As Apple becomes more proficient at using the installed devices as a privacy-sensitive infrastructure, it could be a sustainable benefit to the business. The number of installed iPhones from Apple could become especially important as it invests heavily in augmented reality, a technology that blends the physical and digital worlds.

A network of location-aware iPhones could be used in augmented reality apps like Pokemon Go, for example, to determine where other players compete and start a group experience. It provides the sensors and internet connection needed to build real-world digital experiences without having to build new equipment every time.

The privacy corner

AirTag is also an important test of Apple’s privacy positioning.

Since 2015, Apple has advertised privacy and security as key differentiators for its iPhone. It has consistently built systems, such as Covid tracking exposure reports, that are decentralized, meaning they are designed to process and calculate data on a device, rather than servers that Apple can access.

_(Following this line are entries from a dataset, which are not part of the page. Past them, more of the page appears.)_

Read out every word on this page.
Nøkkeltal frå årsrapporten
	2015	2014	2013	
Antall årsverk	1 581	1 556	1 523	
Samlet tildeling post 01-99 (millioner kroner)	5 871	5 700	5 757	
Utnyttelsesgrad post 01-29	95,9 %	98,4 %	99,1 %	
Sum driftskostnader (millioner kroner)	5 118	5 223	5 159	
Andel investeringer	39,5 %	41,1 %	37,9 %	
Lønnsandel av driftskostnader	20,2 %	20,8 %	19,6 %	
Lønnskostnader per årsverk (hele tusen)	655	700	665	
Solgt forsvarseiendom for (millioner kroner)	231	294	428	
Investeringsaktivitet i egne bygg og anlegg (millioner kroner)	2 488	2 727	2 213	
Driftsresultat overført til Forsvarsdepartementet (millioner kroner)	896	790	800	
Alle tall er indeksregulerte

Apple builds on that reputation to assure customers that the Find My system will not leak user location or data when acting as a search device. Apple says the Find My network keeps location data private and anonymous, and it doesn’t store location data or history.

How Apple does it is a matter of complicated software engineering. “Find My is built on advanced public key cryptography,” said Apple’s security disclosure.

Now, Apple users will have to decide whether they understand and trust the Find My network and Apple – both as users of it and as iPhone users who participate in it, in order to make them work better.